The Rookie of the Year award is usually based more on a player's numbers rather than the total impact they have on a team, and if that is true this year, than Evans may have already won the award.

But to understand what Curry brings to the Warriors, you have to delve a little deeper than the raw numbers, and look at his future potential as a point guard in the NBA.

Evans and Curry are both scoring point guards, but where Evans is limited by his range, Curry's is almost limitless, and he may have the purest shooting stroke in the game right now.

Evans shoots 45 percent from the field, which is a decent number, but Curry shoots 46 percent from the field, and the majority of his points come from the perimeter, while Evans prefers to dominate in the lane.

But the major difference lies in their future as point guards, and Curry may be more suited to play the position, whereas Evans may find himself eventually playing the shooting guard position.

Although Evans and Curry have comparable assist numbers, Curry seems to have an edge in court vision, and he appears to understand the nuances of guiding a team better than Evans.

Some will point out Evans' superior scoring average, but he did that as the primary offensive focus of his team, especially since former teammate Kelvin Martin spent most of his season injured and was eventually traded to the Houston Rockets.

Curry was never the first offensive option on his team, and his ability to play the lead guard position was scrutinized before he ever took a shot or played an NBA minute.

Even Curry's own teammates and coaches doubted his ability, but once he settled down and became comfortable with the speed of the NBA game, he quickly ascended to one of the game's better play-makers.

Which brings us back to Curry's magnificent performance on Wednesday night, which may be the best game played by a point guard this season, and rivals any performance from any player, regardless of position.

That one game perhaps describes best why Curry should win the award this year, because this type of performance, as remarkable as it was, has the potential to become commonplace for Curry.

He still makes rookie mistakes, and in his eagerness to excel Curry sometimes presses, which leads to turnovers and rushed shots.
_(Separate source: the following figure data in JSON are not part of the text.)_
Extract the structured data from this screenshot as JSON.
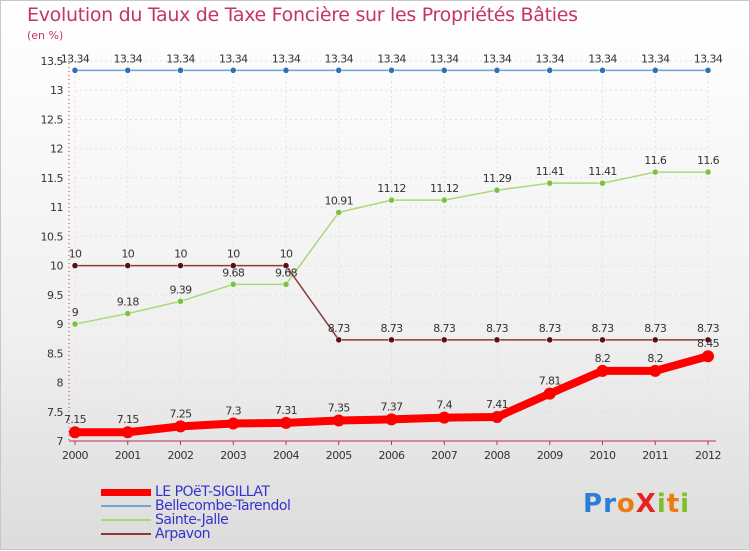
{
  "title": "Evolution du Taux de Taxe Foncière sur les Propriétés Bâties",
  "unit_label": "(en %)",
  "logo": {
    "text": "ProXiti",
    "letters": [
      "P",
      "r",
      "o",
      "X",
      "i",
      "t",
      "i"
    ],
    "colors": [
      "#2a7fd4",
      "#2a7fd4",
      "#f07a12",
      "#e8231f",
      "#7fbf2a",
      "#f07a12",
      "#7fbf2a"
    ]
  },
  "chart_data": {
    "type": "line",
    "title": "Evolution du Taux de Taxe Foncière sur les Propriétés Bâties",
    "ylabel": "(en %)",
    "xlabel": "",
    "ylim": [
      7,
      13.5
    ],
    "yticks": [
      "7",
      "7.5",
      "8",
      "8.5",
      "9",
      "9.5",
      "10",
      "10.5",
      "11",
      "11.5",
      "12",
      "12.5",
      "13",
      "13.5"
    ],
    "x": [
      "2000",
      "2001",
      "2002",
      "2003",
      "2004",
      "2005",
      "2006",
      "2007",
      "2008",
      "2009",
      "2010",
      "2011",
      "2012"
    ],
    "grid": true,
    "legend_position": "bottom-left",
    "series": [
      {
        "name": "Bellecombe-Tarendol",
        "color": "#6fa3d4",
        "marker": "#2e6fb5",
        "values": [
          13.34,
          13.34,
          13.34,
          13.34,
          13.34,
          13.34,
          13.34,
          13.34,
          13.34,
          13.34,
          13.34,
          13.34,
          13.34
        ],
        "labels": [
          "13.34",
          "13.34",
          "13.34",
          "13.34",
          "13.34",
          "13.34",
          "13.34",
          "13.34",
          "13.34",
          "13.34",
          "13.34",
          "13.34",
          "13.34"
        ]
      },
      {
        "name": "Sainte-Jalle",
        "color": "#a8d878",
        "marker": "#7cc040",
        "values": [
          9,
          9.18,
          9.39,
          9.68,
          9.68,
          10.91,
          11.12,
          11.12,
          11.29,
          11.41,
          11.41,
          11.6,
          11.6
        ],
        "labels": [
          "9",
          "9.18",
          "9.39",
          "9.68",
          "9.68",
          "10.91",
          "11.12",
          "11.12",
          "11.29",
          "11.41",
          "11.41",
          "11.6",
          "11.6"
        ]
      },
      {
        "name": "Arpavon",
        "color": "#8b3a3a",
        "marker": "#5a1010",
        "values": [
          10,
          10,
          10,
          10,
          10,
          8.73,
          8.73,
          8.73,
          8.73,
          8.73,
          8.73,
          8.73,
          8.73
        ],
        "labels": [
          "10",
          "10",
          "10",
          "10",
          "10",
          "8.73",
          "8.73",
          "8.73",
          "8.73",
          "8.73",
          "8.73",
          "8.73",
          "8.73"
        ]
      },
      {
        "name": "LE POëT-SIGILLAT",
        "color": "#ff0000",
        "marker": "#ff0000",
        "values": [
          7.15,
          7.15,
          7.25,
          7.3,
          7.31,
          7.35,
          7.37,
          7.4,
          7.41,
          7.81,
          8.2,
          8.2,
          8.45
        ],
        "labels": [
          "7.15",
          "7.15",
          "7.25",
          "7.3",
          "7.31",
          "7.35",
          "7.37",
          "7.4",
          "7.41",
          "7.81",
          "8.2",
          "8.2",
          "8.45"
        ]
      }
    ],
    "legend": [
      {
        "name": "LE POëT-SIGILLAT",
        "color": "#ff0000"
      },
      {
        "name": "Bellecombe-Tarendol",
        "color": "#6fa3d4"
      },
      {
        "name": "Sainte-Jalle",
        "color": "#a8d878"
      },
      {
        "name": "Arpavon",
        "color": "#8b3a3a"
      }
    ]
  }
}
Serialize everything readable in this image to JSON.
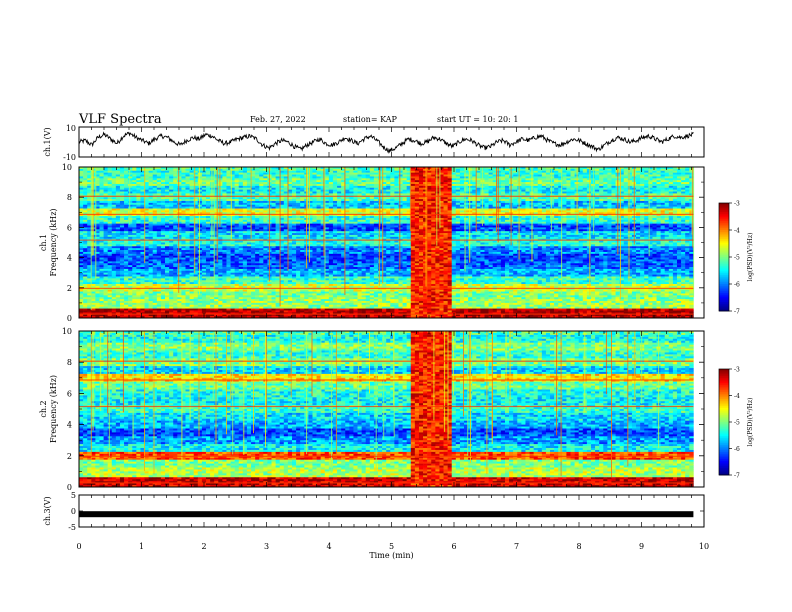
{
  "header": {
    "title": "VLF Spectra",
    "date": "Feb. 27, 2022",
    "station": "station= KAP",
    "start": "start  UT  =   10: 20: 1"
  },
  "chart_data": [
    {
      "type": "line",
      "panel": "ch1-waveform",
      "ylabel": "ch.1(V)",
      "ylim": [
        -10,
        10
      ],
      "yticks": [
        "10",
        "-10"
      ],
      "xlim": [
        0,
        10
      ],
      "trace_minutes": [
        0,
        9.83
      ],
      "series": [
        {
          "values": [
            0,
            1,
            -2,
            3,
            5,
            2,
            -1,
            4,
            6,
            3,
            1,
            -1,
            2,
            4,
            3,
            0,
            -2,
            1,
            3,
            2,
            5,
            4,
            1,
            -1,
            0,
            2,
            3,
            4,
            2,
            -2,
            -4,
            -1,
            1,
            0,
            -3,
            -5,
            -2,
            0,
            2,
            -1,
            -2,
            0,
            3,
            1,
            -1,
            2,
            4,
            1,
            -3,
            -6,
            -4,
            -1,
            2,
            1,
            -1,
            0,
            3,
            2,
            -1,
            -3,
            0,
            2,
            1,
            -2,
            -4,
            -3,
            0,
            1,
            -2,
            0,
            2,
            1,
            3,
            4,
            1,
            -1,
            -2,
            0,
            2,
            1,
            -1,
            -3,
            -5,
            -2,
            1,
            3,
            2,
            0,
            1,
            3,
            4,
            2,
            0,
            2,
            4,
            3,
            4,
            5
          ]
        }
      ]
    },
    {
      "type": "heatmap",
      "panel": "ch1-spectrogram",
      "ylabel": "ch.1\nFrequency (kHz)",
      "ylim": [
        0,
        10
      ],
      "yticks": [
        "0",
        "2",
        "4",
        "6",
        "8",
        "10"
      ],
      "xlim": [
        0,
        10
      ],
      "data_extent_minutes": [
        0,
        9.83
      ],
      "burst_minutes": [
        5.35,
        5.95
      ],
      "colorbar": {
        "label": "log(PSD)(V²/Hz)",
        "range": [
          -7,
          -3
        ],
        "ticks": [
          "-3",
          "-4",
          "-5",
          "-6",
          "-7"
        ]
      },
      "row_levels_kHz": [
        {
          "f": 0.3,
          "v": -3.2
        },
        {
          "f": 1.0,
          "v": -4.9
        },
        {
          "f": 1.5,
          "v": -5.0
        },
        {
          "f": 2.0,
          "v": -4.7
        },
        {
          "f": 2.5,
          "v": -5.3
        },
        {
          "f": 3.0,
          "v": -5.8
        },
        {
          "f": 3.5,
          "v": -6.1
        },
        {
          "f": 4.0,
          "v": -6.2
        },
        {
          "f": 4.5,
          "v": -6.0
        },
        {
          "f": 5.0,
          "v": -5.4
        },
        {
          "f": 5.5,
          "v": -5.6
        },
        {
          "f": 6.0,
          "v": -6.2
        },
        {
          "f": 6.5,
          "v": -5.3
        },
        {
          "f": 7.0,
          "v": -4.6
        },
        {
          "f": 7.5,
          "v": -5.7
        },
        {
          "f": 8.0,
          "v": -5.2
        },
        {
          "f": 8.5,
          "v": -5.5
        },
        {
          "f": 9.0,
          "v": -5.1
        },
        {
          "f": 9.5,
          "v": -5.3
        },
        {
          "f": 10.0,
          "v": -5.2
        }
      ]
    },
    {
      "type": "heatmap",
      "panel": "ch2-spectrogram",
      "ylabel": "ch.2\nFrequency (kHz)",
      "ylim": [
        0,
        10
      ],
      "yticks": [
        "0",
        "2",
        "4",
        "6",
        "8",
        "10"
      ],
      "xlim": [
        0,
        10
      ],
      "data_extent_minutes": [
        0,
        9.83
      ],
      "burst_minutes": [
        5.35,
        5.95
      ],
      "colorbar": {
        "label": "log(PSD)(V²/Hz)",
        "range": [
          -7,
          -3
        ],
        "ticks": [
          "-3",
          "-4",
          "-5",
          "-6",
          "-7"
        ]
      },
      "row_levels_kHz": [
        {
          "f": 0.2,
          "v": -3.3
        },
        {
          "f": 1.0,
          "v": -4.8
        },
        {
          "f": 1.5,
          "v": -5.0
        },
        {
          "f": 2.0,
          "v": -3.8
        },
        {
          "f": 2.5,
          "v": -5.5
        },
        {
          "f": 3.0,
          "v": -5.9
        },
        {
          "f": 3.5,
          "v": -6.2
        },
        {
          "f": 4.0,
          "v": -5.8
        },
        {
          "f": 4.5,
          "v": -5.6
        },
        {
          "f": 5.0,
          "v": -5.3
        },
        {
          "f": 5.5,
          "v": -5.5
        },
        {
          "f": 6.0,
          "v": -5.4
        },
        {
          "f": 6.5,
          "v": -5.1
        },
        {
          "f": 7.0,
          "v": -4.4
        },
        {
          "f": 7.5,
          "v": -5.6
        },
        {
          "f": 8.0,
          "v": -5.0
        },
        {
          "f": 8.5,
          "v": -5.3
        },
        {
          "f": 9.0,
          "v": -5.0
        },
        {
          "f": 9.5,
          "v": -5.4
        },
        {
          "f": 10.0,
          "v": -5.2
        }
      ]
    },
    {
      "type": "line",
      "panel": "ch3-trace",
      "ylabel": "ch.3(V)",
      "ylim": [
        -5,
        5
      ],
      "yticks": [
        "5",
        "0",
        "-5"
      ],
      "xlim": [
        0,
        10
      ],
      "xlabel": "Time  (min)",
      "xticks": [
        "0",
        "1",
        "2",
        "3",
        "4",
        "5",
        "6",
        "7",
        "8",
        "9",
        "10"
      ],
      "trace_minutes": [
        0,
        9.83
      ],
      "series": [
        {
          "values": [
            -1,
            -1
          ]
        }
      ]
    }
  ]
}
But the positives in his play-making abilities far out-weigh the negatives.

Imagine the possibilities for Curry once he has a year of experience under his belt, and a season of confidence built into his repertoire?

The sky is truly the limit for Curry, and barring some unforeseen calamity he should enjoy a long, successful NBA career that is marked by various awards and All-Star appearances.

In fact, Curry's first steps to greatness should begin when this season concludes, as 2010's NBA Rookie of the Year, because in a season that has glistened with spectacular rookie guard play, Curry has shined the brightest of all.